Reflections on "Trying"

It seems like everyone I know has new babies, is pregnant, or is trying to get pregnant. Since this is something that is pervasive in my life it has started me thinking about the whole art of trying to get pregnant. Shortly after we got married, J's friend pulled him aside and told him to never "try." Apparently trying to get pregnant in their house was a very stressful event, and became a true obsession for his wife to the point that the frequency with which she took pregnancy test was becoming a major household expense. J conveyed this conversation to me and I scoffed at the fact that someone could be that obsessed with something, and we joked about the people we knew who were trying and bordering on similar obsessions.

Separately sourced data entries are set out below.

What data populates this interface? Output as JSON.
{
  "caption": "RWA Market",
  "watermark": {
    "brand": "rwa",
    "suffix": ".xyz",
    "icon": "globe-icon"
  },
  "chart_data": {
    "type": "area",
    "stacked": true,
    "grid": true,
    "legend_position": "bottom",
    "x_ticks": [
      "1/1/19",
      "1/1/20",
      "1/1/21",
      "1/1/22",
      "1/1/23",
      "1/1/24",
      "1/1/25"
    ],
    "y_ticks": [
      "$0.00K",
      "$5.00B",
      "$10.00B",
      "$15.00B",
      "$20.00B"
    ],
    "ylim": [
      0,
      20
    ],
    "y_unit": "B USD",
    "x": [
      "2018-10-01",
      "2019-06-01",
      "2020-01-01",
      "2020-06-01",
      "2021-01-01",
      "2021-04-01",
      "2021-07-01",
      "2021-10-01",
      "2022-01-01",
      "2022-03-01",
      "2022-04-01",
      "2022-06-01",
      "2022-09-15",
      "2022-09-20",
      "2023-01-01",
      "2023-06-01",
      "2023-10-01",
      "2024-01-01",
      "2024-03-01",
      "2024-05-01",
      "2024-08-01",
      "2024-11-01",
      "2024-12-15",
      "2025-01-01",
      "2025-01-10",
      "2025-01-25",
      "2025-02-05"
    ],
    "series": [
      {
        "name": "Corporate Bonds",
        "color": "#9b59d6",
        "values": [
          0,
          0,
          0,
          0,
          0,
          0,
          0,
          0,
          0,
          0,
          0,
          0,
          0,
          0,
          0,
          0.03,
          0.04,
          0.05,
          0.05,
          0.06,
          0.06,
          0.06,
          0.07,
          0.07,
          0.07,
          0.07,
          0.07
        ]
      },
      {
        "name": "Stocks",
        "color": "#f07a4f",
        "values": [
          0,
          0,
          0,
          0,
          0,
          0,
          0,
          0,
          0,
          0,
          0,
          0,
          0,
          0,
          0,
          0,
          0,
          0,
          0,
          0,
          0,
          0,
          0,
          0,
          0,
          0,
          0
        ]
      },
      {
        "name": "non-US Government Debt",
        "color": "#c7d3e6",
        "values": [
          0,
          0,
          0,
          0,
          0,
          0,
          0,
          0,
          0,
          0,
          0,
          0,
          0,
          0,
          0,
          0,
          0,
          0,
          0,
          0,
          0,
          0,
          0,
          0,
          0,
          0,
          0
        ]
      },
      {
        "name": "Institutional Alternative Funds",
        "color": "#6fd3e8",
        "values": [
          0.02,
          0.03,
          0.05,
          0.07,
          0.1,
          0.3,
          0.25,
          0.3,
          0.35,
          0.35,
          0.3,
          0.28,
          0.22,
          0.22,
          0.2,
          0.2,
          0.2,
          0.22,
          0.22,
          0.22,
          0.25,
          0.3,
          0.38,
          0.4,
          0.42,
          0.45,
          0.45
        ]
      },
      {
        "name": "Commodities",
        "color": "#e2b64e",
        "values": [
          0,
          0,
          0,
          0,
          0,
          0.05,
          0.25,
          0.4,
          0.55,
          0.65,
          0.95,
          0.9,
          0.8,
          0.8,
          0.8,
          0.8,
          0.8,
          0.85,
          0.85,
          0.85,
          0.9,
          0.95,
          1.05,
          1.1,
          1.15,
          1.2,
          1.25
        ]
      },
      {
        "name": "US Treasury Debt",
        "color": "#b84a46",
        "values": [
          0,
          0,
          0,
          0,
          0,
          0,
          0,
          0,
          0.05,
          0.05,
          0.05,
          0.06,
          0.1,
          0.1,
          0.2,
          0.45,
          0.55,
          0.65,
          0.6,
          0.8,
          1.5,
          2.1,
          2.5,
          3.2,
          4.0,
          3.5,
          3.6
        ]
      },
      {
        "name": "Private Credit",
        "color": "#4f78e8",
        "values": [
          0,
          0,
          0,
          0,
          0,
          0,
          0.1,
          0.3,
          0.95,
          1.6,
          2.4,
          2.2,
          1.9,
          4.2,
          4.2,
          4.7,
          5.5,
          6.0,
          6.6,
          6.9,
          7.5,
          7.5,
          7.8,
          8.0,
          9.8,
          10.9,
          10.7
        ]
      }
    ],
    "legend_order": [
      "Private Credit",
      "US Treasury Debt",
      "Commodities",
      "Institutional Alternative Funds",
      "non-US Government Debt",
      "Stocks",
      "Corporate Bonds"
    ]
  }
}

That was until we started trying. Then we discovered the feeling of failure when every month you're not pregnant, AGAIN! We found how stressful it could be to have your fertile days all mapped out and then have life interfere with the plans for those fertile days. It seemed like immediately we started fighting over little things, both of us feeling inadequate, and struggling with feeling like God just didn't understand our plans for our family, and if He did He would let us get pregnant. How funny is it that we want God to fit our plans instead of finding out what His plans are? Silly humans!

Then I was reading through my Bible and kept coming across women who were unable to have children. In that culture it was truly a shameful thing to not be able to give your husband children. It was also continually acknowledged that children were truly a gift from God and that being able to bear children should not be taken lightly. Wow, that's convicting. Had I even put God anywhere in the discussion about babies? No. Maybe that is why it was becoming a wedge between my husband and I! Shouldn't children be brought into this world as an extension of our love for each other rather than as something for us to love? Finally I ended up sitting down with J and telling him that I wanted to leave it up to God, and wanted to mutually try to have the faith to trust God to work in our lives how He planned and in His timing. The poor man seemed relieved, and I realized then how stressful this had become for both of us. I've also realized since then how many thing in our lives need to happen right now that couldn't happen if we had a baby. It still is a thing that every month we hope for, but we try to place our hope in God first and foremost.

Now when people tell me they're trying, I often want to ask them if they've prayed about it. It has become so much of an obsession in our culture as children have become the center of our families that I think a lot of well meaning people forget to put God in the middle of the discussion, or even in the discussion at all. Yes, sometimes it is hard to look at all the babies in my life and not long for one of my own. But what should be more pervasive in my life is looking to God from Whom all blessing flow and asking that I be changed more into the image of His Son, in order to prepare me to a be a good parent.